B1     Primo: Gleichzeitigkeit ist relativ


Schon viel Tiefsinniges wurde über das Wesen der ‘Zeit’ geschrieben. Die Erkenntnis, die für Einstein den Durchbruch bedeutet hat, tönt zuallererst aber sehr banal:

Zeit ist das, was man auf einer guten Uhr am Ort des Geschehens abliest.

Wirklich tiefe Einsichten sind nicht immer auf den ersten Blick als solche erkenntlich ...

Zuerst wollen wir uns davon überzeugen dass es möglich ist, mehrere gleichartige Uhren, die in einem Inertialsystem an verschiedenen Orten ruhen sollen, zu synchronisieren. Meist wird dazu die folgende Methode vorgeschlagen: Zwei Uhren befinden sich in A respektive B. Man löse in der Mitte der Strecke AB einen Blitz aus, beide Uhren werden beim Eintreffen des Blitzes auf 0000 gestellt und gestartet.
Aber: Wie synchronisiert man jetzt eine dritte Uhr C mit derjenigen in A, ohne dass die Synchronisation von A und B verloren geht? Und ist das Finden der Streckenmitte nicht selber schon ein Problem? Dieses ‘Standard-Verfahren’ ist eigentlich völlig unbrauchbar.

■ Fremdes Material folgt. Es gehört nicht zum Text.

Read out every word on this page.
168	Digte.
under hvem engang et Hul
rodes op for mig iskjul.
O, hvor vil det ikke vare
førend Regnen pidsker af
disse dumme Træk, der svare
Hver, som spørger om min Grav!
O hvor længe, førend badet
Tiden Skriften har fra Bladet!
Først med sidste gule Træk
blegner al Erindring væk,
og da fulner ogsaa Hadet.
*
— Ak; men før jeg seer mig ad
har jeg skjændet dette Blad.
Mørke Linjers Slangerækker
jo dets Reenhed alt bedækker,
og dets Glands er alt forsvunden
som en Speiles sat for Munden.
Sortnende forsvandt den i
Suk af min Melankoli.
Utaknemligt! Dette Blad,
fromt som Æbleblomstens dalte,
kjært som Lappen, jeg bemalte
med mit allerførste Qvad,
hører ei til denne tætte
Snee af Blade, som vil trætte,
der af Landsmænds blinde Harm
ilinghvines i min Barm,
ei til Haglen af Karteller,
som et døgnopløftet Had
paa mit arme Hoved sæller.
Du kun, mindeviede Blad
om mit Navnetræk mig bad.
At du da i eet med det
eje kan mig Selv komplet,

Es ist aber durchaus möglich, beliebig viele Uhren mit einer Uhr in A zu synchronisieren: Die ‘Mutteruhr’ in A sendet zu einem beliebigen, aber bekannten Zeitpunkt t0 einen Blitz aus. Sobald dieser bei der Uhr B eintrifft, wird er erstens reflektiert, zweitens stellt er die Uhr in B auf 0000 und drittens wird die Uhr in B gestartet. Die Uhr A hält den Zeitpunkt t1 fest, wann der reflektierte Blitz aus B wieder in A eintrifft. Man rechnet die Laufzeit  (t1 - t0)/2  für das Licht von A nach B aus, notiert den Wert  t0 + (t1 - t0)/2  auf einen Zettel und schickt diesen per Schneckenpost nach B. Die (laufende) Uhr in B wird dann um diesen Wert vorgestellt. Die Mitte von AB braucht man dafür gar nicht, zudem erhält man nebenbei noch den Abstand der beiden Uhren.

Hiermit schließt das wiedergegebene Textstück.